Page 1 of 1

Fuzzy matching

Posted: 28 Apr 2019, 19:32
by devster
One of the websites I get my movies (movies exclusively) from has an internal quality assurance system.
However it's also ratio-expensive to download from them so I usually get releases elsewhere and try to seed them here.
To do this, and because these are generally considered the best releases, I'd like to add a tag to my files.
This is what I have until now:

Code: Select all

{ import groovy.json.JsonSlurper
  import groovy.json.JsonOutput

  def url = new URL("https://website.com/api.php?searchstr=$n&scene=2&resolution=$vf")
  def requestHeaders = [
    "Accept": "application/json",
    "ApiUser": "{{ apiuser }}",
    "ApiKey": "{{ apikey }}"
  ]

  def result = url.get(requestHeaders).text
  def json = new JsonSlurper().parseText(result)
  if (json.TotalResults > 0) {
    def qc = json.Movies*.Torrents*.any { it ->
        it.Resolution == vf &&
        it.ReleaseGroup ==~ /(?i)$group/ &&
        it.BooleanQC
    }
    if (qc) { return "(QC)" }
  }
}
I'd like to replace the ReleaseGroup check with something more robust.
Like the below (just testing data inside, hopefully the other check will have removed different resolutions for example

Code: Select all

{
  import net.filebot.similarity.Matcher
  import net.filebot.similarity.Match
  import net.filebot.similarity.SubstringMetric
	Matcher<Object, File> matcher = new Matcher<Object, File>(
		["Avatar.2009.1080p.BluRay.x264-EbP"], // fn binding
		[
			"Avatar 2009 1080p Extended BluRay x264 EbP",
			"Avatar.2009.1080p.BluRay.x264-Friday21st",
			"Avatar.2009.720p.BluRay.x264-EbP",
			"Avatar.2009.1080p.BluRay.x264-EbP",
			"Avatar.2009.Collectors.Ext.Cut.1080p.BluRay.DTS.dxva.x264.D-Z0N3",
			"Avatar.2009.Extended.Collectors.Edition.3in1.Hybrid.1080p.BluRay.x264-VietHD"
		], false, new SubstringMetric() );
	List<Match<Object, File>> matches = matcher.match()
     matches.first().equals() // false for some reason
}
Now, is this the best way to go about it?

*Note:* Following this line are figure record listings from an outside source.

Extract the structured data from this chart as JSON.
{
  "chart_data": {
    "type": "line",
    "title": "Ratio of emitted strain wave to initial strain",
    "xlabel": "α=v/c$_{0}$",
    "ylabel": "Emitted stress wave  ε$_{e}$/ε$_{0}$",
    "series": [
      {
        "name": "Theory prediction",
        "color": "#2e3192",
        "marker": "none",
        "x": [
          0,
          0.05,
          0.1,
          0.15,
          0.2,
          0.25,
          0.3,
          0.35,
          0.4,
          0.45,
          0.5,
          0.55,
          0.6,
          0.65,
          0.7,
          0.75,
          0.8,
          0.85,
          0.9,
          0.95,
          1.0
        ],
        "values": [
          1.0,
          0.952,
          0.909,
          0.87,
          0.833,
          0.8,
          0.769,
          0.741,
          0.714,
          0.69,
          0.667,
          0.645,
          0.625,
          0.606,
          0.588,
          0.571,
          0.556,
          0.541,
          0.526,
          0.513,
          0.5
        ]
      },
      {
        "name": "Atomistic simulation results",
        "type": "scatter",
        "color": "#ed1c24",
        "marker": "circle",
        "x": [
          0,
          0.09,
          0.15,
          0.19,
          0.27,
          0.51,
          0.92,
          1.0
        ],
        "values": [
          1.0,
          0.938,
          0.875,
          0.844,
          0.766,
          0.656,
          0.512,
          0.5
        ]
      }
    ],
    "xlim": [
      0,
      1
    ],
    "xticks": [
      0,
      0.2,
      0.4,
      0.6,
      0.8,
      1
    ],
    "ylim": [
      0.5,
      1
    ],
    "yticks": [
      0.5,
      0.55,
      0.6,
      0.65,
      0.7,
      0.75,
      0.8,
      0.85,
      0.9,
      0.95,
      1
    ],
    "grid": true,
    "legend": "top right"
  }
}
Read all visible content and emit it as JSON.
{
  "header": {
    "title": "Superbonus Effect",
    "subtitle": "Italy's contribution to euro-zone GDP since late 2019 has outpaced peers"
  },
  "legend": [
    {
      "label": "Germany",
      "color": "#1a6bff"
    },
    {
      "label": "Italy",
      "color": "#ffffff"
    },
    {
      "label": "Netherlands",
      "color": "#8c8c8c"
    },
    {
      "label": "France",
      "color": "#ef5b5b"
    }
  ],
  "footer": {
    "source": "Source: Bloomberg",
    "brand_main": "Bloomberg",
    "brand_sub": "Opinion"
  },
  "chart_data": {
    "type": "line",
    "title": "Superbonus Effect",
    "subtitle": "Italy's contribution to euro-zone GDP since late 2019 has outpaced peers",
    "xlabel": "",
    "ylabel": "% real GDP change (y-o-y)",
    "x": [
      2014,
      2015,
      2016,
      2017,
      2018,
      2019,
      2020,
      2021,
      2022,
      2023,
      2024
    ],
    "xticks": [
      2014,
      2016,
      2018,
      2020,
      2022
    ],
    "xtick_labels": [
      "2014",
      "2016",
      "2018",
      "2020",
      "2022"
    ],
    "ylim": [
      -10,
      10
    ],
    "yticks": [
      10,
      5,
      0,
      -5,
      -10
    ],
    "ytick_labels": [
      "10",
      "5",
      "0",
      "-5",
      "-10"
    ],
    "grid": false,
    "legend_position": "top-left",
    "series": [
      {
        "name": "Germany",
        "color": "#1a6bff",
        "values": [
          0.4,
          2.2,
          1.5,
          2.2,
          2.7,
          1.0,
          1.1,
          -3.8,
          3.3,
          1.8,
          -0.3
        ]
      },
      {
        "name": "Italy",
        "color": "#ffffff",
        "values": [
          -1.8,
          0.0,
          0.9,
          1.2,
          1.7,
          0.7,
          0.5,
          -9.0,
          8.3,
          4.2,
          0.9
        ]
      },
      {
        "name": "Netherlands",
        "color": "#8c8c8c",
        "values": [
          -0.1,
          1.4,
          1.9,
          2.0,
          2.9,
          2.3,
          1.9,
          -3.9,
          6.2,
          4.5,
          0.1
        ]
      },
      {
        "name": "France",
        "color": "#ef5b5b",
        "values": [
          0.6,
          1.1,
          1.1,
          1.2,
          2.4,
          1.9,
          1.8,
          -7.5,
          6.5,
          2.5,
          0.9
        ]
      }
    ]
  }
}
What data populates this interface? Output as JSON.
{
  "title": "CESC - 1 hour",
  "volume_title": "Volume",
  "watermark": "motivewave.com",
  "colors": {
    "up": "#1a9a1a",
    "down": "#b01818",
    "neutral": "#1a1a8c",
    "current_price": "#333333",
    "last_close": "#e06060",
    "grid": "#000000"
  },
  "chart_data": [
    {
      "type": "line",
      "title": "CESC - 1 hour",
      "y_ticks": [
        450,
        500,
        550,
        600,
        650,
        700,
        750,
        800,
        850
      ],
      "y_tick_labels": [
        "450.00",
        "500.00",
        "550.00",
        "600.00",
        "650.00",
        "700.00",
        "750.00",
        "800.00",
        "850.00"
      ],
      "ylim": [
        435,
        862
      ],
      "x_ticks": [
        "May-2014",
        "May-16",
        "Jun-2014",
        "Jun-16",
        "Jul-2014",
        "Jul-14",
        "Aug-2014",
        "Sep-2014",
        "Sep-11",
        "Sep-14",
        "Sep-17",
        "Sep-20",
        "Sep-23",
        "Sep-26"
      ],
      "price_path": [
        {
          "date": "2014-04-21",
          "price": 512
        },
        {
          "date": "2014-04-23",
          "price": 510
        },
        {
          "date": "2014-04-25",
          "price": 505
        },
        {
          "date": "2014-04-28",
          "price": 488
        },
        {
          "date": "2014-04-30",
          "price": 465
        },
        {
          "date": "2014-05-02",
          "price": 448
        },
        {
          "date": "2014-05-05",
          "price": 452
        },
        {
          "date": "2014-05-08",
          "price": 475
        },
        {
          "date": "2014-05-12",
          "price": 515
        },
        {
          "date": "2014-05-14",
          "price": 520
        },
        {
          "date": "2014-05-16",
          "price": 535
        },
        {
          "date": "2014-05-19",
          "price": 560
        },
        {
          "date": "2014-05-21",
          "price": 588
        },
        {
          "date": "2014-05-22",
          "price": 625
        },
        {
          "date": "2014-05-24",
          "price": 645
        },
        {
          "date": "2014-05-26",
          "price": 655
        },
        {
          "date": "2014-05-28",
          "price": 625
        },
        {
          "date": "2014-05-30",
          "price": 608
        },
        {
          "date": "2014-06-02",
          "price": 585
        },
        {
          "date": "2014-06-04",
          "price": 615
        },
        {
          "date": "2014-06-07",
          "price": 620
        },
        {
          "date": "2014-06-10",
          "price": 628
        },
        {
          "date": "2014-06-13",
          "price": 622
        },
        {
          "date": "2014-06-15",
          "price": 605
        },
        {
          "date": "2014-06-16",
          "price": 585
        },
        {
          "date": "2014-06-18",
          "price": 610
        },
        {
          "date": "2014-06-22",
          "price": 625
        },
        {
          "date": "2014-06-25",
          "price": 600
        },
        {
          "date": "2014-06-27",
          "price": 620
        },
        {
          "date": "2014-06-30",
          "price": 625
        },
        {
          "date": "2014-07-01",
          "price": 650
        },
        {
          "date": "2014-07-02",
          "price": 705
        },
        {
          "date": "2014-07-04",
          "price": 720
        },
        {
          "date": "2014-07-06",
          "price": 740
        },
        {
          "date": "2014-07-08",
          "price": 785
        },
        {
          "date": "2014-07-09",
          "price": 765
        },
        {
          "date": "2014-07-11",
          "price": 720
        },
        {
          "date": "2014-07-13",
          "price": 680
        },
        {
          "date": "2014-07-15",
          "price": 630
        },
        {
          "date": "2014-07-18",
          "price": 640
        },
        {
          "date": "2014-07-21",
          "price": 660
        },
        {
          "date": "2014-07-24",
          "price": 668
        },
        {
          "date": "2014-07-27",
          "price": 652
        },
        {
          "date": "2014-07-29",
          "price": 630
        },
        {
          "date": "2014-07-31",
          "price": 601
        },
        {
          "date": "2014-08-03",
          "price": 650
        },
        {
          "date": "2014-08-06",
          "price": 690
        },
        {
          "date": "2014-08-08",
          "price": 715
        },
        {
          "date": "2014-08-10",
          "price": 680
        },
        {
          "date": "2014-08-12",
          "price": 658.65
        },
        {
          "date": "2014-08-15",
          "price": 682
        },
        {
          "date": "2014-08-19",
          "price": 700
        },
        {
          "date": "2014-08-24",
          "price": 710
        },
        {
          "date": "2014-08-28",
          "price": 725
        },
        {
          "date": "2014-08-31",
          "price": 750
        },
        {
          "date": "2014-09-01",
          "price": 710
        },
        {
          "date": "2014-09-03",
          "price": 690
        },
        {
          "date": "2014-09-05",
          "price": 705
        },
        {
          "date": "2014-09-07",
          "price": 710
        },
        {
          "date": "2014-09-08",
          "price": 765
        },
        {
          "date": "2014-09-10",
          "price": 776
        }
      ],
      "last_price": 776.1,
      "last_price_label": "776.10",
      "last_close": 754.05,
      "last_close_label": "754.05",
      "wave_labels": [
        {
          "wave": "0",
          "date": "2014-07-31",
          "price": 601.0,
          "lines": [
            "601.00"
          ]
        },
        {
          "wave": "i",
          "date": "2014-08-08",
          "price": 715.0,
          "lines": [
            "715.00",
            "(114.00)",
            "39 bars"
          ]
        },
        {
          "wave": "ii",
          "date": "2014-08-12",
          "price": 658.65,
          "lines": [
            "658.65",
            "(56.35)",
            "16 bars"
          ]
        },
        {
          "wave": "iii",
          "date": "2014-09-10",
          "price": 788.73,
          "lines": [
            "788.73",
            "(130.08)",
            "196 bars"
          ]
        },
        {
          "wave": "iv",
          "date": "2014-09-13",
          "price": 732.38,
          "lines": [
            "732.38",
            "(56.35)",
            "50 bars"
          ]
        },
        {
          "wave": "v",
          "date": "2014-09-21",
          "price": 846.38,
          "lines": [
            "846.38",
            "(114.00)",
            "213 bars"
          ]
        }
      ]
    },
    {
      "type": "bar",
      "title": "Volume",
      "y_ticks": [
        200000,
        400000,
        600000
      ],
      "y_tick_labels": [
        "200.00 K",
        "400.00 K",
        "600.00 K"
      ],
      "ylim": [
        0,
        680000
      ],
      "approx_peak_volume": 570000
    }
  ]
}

Is there a way to have, for example, a similarity score to check against (besides the boolean .equals() )?
Ideally I'd also want to match against the Movie model instead of against {fn} as I'm attempting here.

Re: Fuzzy matching

Posted: 29 Apr 2019, 07:40
by rednoah
String.getSimilarity() might help:

Code: Select all

{
	def s1 = "Avatar.2009.1080p.BluRay.x264-EbP"
	def s2 = "Avatar 2009 1080p Extended BluRay x264 EbP"
	s1.getSimilarity(s2)
}

Code: Select all

0.8607595

Re: Fuzzy matching

Posted: 29 Apr 2019, 09:15
by devster
Thanks, will test with that and sortBySimilarity, completely overlooked the script methods.